Narrower tires have always been popular for touring and are probably most common on touring bikes today but wider tires are more efficient and they provide a better ride – more traction, cushioning, control and safety than a narrow tires (which have to be run at higher pressures). There are good articles about rolling resistance, why bigger tires are better and why road racers use skinny tires at www.schwalbetires.com/tech_info/rolling_resistance and www.schwalbetires.com/wider_faster_page
There is much more out there on this subject (eg www.bikequarterly.com/images/BQ64TireTest.pdf) and I recommend you read as much as you can, and decide for yourself what will best work for you.
I believe big tires are more efficient. I think the ride is more comfortable with the lower air pressure and you save energy because you are more relaxed and comfortable with these wheels – it is less fatiguing. This particular bike has plenty of room for Schwalbe 28(29”) x 2.35” Big Apple tires or the lighter Super Moto tires. They are wide and efficient and give a great ride.
As well as frame-fitting packs (which are excellent for off-road adventures) you can always go touring on this Jones with a conventional rack and panniers setup. The frame has rear rack mounts. The rear rack is a Tubus Logo Evo +2cm/29er and the front rack is a Tubus Duo – my fork is built with the mounts brazed on for this rack. The bags are Ortlieb’s Back Roller Classic and Front Roller Classic – excellent panniers. There are also some pictures here with everything fitted at once – overkill but I wanted to show all the options!

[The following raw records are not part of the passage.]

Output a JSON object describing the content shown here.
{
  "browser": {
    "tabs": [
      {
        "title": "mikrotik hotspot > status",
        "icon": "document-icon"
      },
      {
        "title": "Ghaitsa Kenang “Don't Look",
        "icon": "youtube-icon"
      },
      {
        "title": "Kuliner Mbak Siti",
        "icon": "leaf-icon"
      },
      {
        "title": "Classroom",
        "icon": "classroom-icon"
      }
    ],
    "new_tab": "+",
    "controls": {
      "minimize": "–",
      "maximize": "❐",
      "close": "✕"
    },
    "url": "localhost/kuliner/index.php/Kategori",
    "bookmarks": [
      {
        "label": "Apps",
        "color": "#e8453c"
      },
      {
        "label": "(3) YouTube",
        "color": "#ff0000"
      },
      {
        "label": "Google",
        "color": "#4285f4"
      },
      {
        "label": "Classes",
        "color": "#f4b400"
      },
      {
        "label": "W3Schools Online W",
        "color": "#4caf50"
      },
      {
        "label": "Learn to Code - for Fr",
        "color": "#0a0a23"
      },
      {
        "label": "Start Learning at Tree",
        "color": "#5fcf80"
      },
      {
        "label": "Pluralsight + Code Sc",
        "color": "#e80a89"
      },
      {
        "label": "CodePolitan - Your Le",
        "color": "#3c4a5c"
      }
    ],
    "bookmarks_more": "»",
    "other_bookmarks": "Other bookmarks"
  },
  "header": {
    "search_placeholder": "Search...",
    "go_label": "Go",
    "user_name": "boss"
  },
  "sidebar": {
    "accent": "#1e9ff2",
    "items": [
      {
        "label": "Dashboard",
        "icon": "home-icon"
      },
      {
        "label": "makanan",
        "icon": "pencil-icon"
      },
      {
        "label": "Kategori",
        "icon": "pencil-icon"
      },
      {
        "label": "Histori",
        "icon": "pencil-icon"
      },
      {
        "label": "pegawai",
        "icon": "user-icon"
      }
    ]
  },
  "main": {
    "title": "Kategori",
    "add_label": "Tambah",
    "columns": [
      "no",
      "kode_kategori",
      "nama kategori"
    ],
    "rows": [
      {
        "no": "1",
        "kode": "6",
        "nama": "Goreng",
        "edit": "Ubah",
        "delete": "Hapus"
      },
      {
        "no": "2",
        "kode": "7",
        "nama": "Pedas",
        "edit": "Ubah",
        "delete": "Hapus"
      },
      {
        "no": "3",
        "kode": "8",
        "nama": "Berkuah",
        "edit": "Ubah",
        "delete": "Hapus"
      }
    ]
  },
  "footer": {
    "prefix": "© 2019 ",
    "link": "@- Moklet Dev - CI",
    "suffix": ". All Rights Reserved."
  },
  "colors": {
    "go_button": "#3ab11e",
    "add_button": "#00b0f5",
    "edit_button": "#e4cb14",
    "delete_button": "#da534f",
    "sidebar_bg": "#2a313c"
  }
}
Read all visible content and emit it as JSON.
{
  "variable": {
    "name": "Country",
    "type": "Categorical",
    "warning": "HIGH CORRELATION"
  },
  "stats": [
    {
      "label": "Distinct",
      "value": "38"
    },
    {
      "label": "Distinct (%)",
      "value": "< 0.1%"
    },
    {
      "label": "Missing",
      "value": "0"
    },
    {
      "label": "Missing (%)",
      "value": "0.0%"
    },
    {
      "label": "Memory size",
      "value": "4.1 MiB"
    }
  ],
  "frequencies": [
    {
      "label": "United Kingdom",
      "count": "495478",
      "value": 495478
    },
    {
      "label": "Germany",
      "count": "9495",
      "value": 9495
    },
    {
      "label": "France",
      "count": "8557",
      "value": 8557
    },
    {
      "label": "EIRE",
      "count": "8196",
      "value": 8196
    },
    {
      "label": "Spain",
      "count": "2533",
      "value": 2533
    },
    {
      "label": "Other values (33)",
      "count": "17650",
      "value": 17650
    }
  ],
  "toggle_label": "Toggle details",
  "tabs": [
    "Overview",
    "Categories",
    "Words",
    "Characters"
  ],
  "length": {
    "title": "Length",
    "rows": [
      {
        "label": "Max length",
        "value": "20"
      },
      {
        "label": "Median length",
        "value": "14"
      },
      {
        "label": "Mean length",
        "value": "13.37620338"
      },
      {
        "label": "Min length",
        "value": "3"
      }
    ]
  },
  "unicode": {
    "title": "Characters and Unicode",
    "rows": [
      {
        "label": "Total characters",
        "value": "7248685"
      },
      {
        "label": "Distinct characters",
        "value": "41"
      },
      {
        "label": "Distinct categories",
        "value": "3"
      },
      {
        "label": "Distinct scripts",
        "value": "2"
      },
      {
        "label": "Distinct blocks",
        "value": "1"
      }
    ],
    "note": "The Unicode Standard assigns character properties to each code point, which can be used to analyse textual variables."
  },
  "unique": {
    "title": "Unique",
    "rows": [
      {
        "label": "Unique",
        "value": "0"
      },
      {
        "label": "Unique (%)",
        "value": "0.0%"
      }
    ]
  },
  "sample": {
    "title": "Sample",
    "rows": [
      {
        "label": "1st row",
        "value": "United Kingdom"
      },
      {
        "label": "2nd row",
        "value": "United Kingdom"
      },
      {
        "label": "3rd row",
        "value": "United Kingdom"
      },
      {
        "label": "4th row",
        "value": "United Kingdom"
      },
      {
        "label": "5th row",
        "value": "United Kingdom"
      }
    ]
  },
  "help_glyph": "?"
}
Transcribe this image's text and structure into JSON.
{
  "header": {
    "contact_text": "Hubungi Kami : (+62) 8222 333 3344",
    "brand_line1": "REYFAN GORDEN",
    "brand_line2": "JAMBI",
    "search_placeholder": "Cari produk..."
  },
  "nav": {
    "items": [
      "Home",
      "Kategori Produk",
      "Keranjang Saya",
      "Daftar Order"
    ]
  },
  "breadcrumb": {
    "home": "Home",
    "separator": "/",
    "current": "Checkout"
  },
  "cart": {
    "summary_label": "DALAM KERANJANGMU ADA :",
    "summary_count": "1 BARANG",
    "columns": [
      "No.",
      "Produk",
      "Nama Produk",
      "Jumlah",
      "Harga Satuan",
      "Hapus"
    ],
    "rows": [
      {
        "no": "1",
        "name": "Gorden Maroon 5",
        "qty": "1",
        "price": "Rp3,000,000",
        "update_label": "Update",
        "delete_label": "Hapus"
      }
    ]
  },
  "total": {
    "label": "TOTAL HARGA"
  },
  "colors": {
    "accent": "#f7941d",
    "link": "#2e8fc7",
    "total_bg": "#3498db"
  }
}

My H-bar handlebar is perfect for touring and city riding. You have many good hand positions, from an upright/rearward/tech handling position to a near flat back aero position up front and many positions in between. You don’t need to ride on the hoods of your drops all day or the couple of hand options a standard flat handlebar offers. The Loop H-bar also provides a lot of space for lights and computers (or additional luggage).
This bike can be fitted with full fenders (as shown in some of the pictures). The frame has three bottle cage mounts (and Crud Catcher mounts on the down tube) and comes with gear and singlespeed rear dropouts (and an Eccentric Bottom Bracket). Components here are; Shimano XT 3×10 gearing, Avid BB7 cable disc brakes, Cane Creek headset, Thomson seatpost and stem and a WTB saddle. The wheels are 36° rear and 32° front – Velocity Blunt 35 (35mm) rims (and Jones 135-F front hub). It’s good.